Director Peter Berg teams up again with Mark Wahlberg after their 2103 success Lone Survivor for Deepwater Horizon, a well-made, well-acted and arguably tense and exciting real-life disaster movie that takes a scary look at the catastrophe in April of 2010 on an offshore oil rig.
Those time-honoured, er clichéd, disaster movie characters are all aboard: the action-man tough guy hero (Wahlberg), the grizzled old-timer (Kurt Russell) whose warnings on safety are tragically ignored and the contemptible corporate man (John Malkovich) who is ignoring safety to save money.
The first half is a long, slow, fairly dull and mundane build-up with too much technical detail to be interesting or involving, but more detail than we actually need. Then there follows quite suddenly the exciting, CGI-led all-action finale when the disaster starts and Wahlberg leads the heroics.
This is the Hollywood version of the story of how the Deepwater Horizon oil rig exploded on 20 April 2010, killing 11 people and leaking millions of barrels of oil into the Gulf of Mexico. The film is like a modern-day version of one of those old Irwin Allen Seventies disaster movies, but they were fun because the stories were all made up and no real people were involved.
This is much less fun, because it is a true story, a recent one, and real people died, so it is not really a subject for entertainment. The exciting second half is also depressing when you are invited to consider what has happened and how people died. It has a Hollywood blockbuster feel about it (and it should as it had a huge $156 million budget), which is good for box office, but it doesn’t feel as raw and ‘real’ as the more compact and credible Lone Survivor.
So, there we have it. The first half of Deepwater Horizon is slow but arguably tense, the second half is depressing but arguably exciting. The movie seems honest and honourable, while Wahlberg, Russell and Malkovich are all very good value, and the CGI effects are generally credible, though sometimes you don’t really know where you are on the rig and quite what is going on.
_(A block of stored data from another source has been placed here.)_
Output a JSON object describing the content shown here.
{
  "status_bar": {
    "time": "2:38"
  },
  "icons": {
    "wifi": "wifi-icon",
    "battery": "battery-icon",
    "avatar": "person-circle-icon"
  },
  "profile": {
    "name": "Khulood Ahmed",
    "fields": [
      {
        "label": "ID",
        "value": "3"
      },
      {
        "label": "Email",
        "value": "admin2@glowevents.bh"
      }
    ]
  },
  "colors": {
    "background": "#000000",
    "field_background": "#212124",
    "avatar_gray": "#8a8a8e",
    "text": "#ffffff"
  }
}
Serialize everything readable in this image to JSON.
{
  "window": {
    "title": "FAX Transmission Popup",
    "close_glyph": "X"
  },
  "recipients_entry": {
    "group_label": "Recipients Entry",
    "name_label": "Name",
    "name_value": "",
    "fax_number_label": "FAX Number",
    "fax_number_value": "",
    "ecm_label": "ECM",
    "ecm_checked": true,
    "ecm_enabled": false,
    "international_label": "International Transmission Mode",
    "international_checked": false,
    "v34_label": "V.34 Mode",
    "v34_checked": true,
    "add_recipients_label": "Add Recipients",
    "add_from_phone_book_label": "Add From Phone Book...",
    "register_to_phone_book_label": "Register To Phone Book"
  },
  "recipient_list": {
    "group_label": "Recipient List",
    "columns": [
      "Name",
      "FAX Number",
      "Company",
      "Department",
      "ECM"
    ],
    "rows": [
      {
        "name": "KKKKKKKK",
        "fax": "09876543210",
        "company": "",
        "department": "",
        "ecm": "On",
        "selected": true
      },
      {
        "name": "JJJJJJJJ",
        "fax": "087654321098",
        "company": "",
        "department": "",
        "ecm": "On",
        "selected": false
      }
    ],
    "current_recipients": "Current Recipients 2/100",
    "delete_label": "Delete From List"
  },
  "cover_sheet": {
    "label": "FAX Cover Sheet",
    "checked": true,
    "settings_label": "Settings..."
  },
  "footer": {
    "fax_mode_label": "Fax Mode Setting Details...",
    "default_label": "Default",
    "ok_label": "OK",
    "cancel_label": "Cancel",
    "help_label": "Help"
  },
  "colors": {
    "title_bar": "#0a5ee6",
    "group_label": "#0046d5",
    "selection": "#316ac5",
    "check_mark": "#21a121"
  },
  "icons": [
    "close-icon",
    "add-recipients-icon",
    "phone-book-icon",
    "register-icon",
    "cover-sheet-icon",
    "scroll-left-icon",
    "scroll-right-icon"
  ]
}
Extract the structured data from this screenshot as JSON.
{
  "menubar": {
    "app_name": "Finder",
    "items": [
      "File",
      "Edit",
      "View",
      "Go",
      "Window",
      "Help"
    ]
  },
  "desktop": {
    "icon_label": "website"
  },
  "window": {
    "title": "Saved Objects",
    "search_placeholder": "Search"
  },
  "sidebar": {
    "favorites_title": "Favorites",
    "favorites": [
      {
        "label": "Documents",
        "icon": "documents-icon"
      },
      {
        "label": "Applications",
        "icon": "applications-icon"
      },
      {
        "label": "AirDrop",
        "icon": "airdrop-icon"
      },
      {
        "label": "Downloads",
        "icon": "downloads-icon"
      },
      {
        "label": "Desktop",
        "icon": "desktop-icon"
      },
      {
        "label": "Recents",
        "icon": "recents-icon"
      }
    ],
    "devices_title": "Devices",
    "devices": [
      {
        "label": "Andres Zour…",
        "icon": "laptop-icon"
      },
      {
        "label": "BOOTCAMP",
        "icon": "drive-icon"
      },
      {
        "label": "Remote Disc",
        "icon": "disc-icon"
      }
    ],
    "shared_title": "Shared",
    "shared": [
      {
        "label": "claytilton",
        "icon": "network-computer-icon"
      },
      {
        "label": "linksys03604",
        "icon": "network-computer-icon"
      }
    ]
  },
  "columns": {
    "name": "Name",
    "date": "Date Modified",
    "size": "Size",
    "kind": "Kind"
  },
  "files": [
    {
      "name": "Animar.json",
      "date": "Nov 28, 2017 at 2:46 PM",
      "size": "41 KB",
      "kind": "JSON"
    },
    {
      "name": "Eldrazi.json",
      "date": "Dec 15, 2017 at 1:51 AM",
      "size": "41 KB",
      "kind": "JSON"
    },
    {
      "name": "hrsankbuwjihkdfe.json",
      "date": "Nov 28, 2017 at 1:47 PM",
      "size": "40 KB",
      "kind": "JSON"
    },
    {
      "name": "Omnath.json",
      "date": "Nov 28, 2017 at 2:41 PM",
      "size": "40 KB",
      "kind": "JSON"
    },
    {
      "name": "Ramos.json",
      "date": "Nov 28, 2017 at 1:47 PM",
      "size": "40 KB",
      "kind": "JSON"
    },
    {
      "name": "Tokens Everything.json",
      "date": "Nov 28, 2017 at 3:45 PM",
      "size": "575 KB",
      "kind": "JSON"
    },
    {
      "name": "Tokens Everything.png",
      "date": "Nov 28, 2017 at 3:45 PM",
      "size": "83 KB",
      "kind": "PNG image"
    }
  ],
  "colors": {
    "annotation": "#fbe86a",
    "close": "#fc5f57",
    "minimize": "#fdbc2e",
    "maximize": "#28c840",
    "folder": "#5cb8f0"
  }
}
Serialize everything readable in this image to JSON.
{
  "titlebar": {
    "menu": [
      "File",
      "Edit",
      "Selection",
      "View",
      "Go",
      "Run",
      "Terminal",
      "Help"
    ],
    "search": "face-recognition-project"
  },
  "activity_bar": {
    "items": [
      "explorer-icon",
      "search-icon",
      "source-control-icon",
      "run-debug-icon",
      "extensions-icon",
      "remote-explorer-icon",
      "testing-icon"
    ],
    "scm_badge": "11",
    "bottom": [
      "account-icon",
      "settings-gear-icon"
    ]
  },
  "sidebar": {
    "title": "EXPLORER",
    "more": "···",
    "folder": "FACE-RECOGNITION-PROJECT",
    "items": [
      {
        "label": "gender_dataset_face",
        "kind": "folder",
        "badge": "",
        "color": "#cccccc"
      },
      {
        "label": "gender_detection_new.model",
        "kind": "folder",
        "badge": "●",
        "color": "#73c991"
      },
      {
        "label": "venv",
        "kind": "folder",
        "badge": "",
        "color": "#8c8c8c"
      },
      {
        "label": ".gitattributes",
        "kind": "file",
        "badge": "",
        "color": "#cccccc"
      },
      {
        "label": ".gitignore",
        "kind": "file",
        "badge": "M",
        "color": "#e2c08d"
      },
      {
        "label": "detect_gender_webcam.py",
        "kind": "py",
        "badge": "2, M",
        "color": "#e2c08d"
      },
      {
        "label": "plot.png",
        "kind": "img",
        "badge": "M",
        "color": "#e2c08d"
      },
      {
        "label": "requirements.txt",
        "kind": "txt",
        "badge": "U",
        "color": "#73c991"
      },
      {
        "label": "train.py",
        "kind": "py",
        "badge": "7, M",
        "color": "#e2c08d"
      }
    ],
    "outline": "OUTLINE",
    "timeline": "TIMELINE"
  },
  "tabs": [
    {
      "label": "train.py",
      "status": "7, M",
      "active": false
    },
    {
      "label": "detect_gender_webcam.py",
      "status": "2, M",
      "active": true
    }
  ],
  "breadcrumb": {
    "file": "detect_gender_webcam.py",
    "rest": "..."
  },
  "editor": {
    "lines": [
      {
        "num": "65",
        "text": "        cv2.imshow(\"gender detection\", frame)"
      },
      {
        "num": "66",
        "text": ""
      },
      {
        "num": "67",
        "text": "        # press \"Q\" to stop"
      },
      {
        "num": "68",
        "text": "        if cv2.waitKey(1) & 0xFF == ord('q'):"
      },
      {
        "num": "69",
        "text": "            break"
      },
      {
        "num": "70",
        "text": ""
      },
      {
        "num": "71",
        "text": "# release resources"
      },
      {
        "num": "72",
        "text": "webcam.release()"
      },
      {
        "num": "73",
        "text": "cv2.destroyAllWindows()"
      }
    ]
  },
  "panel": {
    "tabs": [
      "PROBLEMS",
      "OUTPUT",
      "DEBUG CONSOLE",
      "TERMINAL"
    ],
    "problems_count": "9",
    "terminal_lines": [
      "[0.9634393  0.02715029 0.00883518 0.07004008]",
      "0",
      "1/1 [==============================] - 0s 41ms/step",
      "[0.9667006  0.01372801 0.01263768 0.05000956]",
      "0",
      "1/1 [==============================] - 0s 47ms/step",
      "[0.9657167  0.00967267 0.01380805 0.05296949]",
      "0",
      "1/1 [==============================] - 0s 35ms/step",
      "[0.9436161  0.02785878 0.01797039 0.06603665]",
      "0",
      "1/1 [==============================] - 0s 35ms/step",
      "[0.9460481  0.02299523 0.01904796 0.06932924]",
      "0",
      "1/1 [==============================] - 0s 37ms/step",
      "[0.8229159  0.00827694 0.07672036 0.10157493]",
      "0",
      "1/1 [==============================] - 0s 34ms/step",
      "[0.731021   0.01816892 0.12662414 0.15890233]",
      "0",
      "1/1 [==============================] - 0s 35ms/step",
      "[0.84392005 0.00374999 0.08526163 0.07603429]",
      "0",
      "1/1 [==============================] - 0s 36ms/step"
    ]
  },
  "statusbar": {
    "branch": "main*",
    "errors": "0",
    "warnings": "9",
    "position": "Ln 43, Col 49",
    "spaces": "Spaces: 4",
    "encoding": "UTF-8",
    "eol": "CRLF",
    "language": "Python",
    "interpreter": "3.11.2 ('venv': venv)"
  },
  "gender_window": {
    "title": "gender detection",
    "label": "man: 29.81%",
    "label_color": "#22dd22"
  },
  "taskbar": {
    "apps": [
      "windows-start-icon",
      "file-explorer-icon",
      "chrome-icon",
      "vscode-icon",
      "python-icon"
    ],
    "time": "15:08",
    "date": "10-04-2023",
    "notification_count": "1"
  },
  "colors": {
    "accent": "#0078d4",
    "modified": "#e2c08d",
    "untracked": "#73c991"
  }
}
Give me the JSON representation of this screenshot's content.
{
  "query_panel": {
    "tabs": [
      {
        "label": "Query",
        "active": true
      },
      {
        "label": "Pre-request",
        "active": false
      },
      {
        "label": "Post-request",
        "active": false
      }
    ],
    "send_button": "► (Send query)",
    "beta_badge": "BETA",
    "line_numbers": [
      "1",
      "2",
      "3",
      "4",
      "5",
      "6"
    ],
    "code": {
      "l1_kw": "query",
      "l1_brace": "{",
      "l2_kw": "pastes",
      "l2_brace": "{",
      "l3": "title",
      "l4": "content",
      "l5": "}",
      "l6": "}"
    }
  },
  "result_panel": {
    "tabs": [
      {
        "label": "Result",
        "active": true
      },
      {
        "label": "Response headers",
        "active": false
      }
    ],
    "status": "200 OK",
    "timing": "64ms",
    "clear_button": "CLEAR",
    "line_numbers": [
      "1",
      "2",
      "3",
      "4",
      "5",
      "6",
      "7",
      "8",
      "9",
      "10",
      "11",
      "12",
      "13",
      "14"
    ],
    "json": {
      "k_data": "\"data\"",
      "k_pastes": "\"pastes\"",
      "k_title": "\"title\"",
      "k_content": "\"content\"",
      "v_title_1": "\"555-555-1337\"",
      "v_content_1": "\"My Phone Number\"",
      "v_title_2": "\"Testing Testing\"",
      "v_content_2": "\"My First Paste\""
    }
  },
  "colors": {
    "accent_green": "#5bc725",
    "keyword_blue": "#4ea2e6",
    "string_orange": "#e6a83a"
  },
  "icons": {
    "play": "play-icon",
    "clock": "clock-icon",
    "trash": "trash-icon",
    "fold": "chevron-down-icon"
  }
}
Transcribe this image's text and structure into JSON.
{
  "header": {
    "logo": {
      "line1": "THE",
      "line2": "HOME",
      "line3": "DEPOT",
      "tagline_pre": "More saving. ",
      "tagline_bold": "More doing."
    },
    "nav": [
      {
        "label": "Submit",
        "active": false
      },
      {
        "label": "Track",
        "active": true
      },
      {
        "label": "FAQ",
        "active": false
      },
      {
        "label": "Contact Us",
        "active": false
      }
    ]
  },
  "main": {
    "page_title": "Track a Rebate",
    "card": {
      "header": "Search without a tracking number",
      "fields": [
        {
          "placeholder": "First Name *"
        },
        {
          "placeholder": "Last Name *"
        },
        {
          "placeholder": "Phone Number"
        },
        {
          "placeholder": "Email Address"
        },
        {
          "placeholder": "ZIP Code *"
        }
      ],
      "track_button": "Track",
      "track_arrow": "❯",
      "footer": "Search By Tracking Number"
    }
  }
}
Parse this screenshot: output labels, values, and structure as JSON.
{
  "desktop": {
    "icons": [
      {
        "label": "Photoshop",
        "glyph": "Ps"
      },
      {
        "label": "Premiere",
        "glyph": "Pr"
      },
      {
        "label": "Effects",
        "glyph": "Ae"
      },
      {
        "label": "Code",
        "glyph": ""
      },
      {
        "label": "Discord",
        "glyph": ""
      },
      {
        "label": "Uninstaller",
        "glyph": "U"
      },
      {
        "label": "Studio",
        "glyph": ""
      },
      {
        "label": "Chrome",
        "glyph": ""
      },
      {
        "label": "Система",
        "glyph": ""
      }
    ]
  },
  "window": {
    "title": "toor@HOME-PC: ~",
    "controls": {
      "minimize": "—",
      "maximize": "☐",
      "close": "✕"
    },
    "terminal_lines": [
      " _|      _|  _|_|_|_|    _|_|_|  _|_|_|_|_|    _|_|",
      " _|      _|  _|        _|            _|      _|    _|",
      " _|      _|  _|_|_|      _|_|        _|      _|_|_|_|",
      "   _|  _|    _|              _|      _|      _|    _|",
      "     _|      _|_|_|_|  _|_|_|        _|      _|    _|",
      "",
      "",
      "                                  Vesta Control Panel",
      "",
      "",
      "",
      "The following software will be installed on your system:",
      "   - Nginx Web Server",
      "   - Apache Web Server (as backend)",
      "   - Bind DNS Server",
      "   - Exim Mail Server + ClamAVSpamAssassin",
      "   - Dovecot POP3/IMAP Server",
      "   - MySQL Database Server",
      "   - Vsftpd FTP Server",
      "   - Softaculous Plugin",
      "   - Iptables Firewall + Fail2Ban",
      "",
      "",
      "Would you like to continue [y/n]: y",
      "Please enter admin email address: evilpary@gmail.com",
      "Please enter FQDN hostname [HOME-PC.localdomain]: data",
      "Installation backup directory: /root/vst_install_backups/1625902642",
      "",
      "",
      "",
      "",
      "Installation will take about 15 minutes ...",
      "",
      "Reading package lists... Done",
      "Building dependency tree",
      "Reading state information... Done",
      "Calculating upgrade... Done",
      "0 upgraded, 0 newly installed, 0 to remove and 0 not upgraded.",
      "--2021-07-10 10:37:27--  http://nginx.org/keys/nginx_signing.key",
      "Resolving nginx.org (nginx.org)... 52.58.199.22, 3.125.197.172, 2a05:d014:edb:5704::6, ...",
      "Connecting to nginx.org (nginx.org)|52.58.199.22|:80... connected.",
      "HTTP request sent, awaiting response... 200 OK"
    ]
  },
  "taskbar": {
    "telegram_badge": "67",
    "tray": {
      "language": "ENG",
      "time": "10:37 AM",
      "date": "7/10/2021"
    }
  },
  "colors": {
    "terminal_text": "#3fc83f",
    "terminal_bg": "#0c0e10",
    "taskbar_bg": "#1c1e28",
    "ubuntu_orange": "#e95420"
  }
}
For all the technical explanations at the start, it still seems a bit baffling. and it is certainly baffling at the end how Russell’s character goes from blinded to seeing again conveniently.
The film reminded me a lot of The Finest Hours (2016) about the US Coast Guard’s rescue attempt off the coast of Cape Cod when a pair of oil tankers are destroyed during a blizzard in 1952. But, as that was a box office flop, maybe that isn’t a good thing.
Ethan Suplee does well as honest Joe oilman Jason Anderson, but Kate Hudson is wasted as the token woman, Wahlberg’s wife who just sits and waits, and Dylan O’Brien is wasted too as Wahlberg’s heroic sidekick. You expect actor Peter Berg to be good at directing actors, and he is, but he can do miracles if the script doesn’t give the actors enough to go on. Fortunately, Wahlberg, Russell and Malkovich all have enough to score strongly.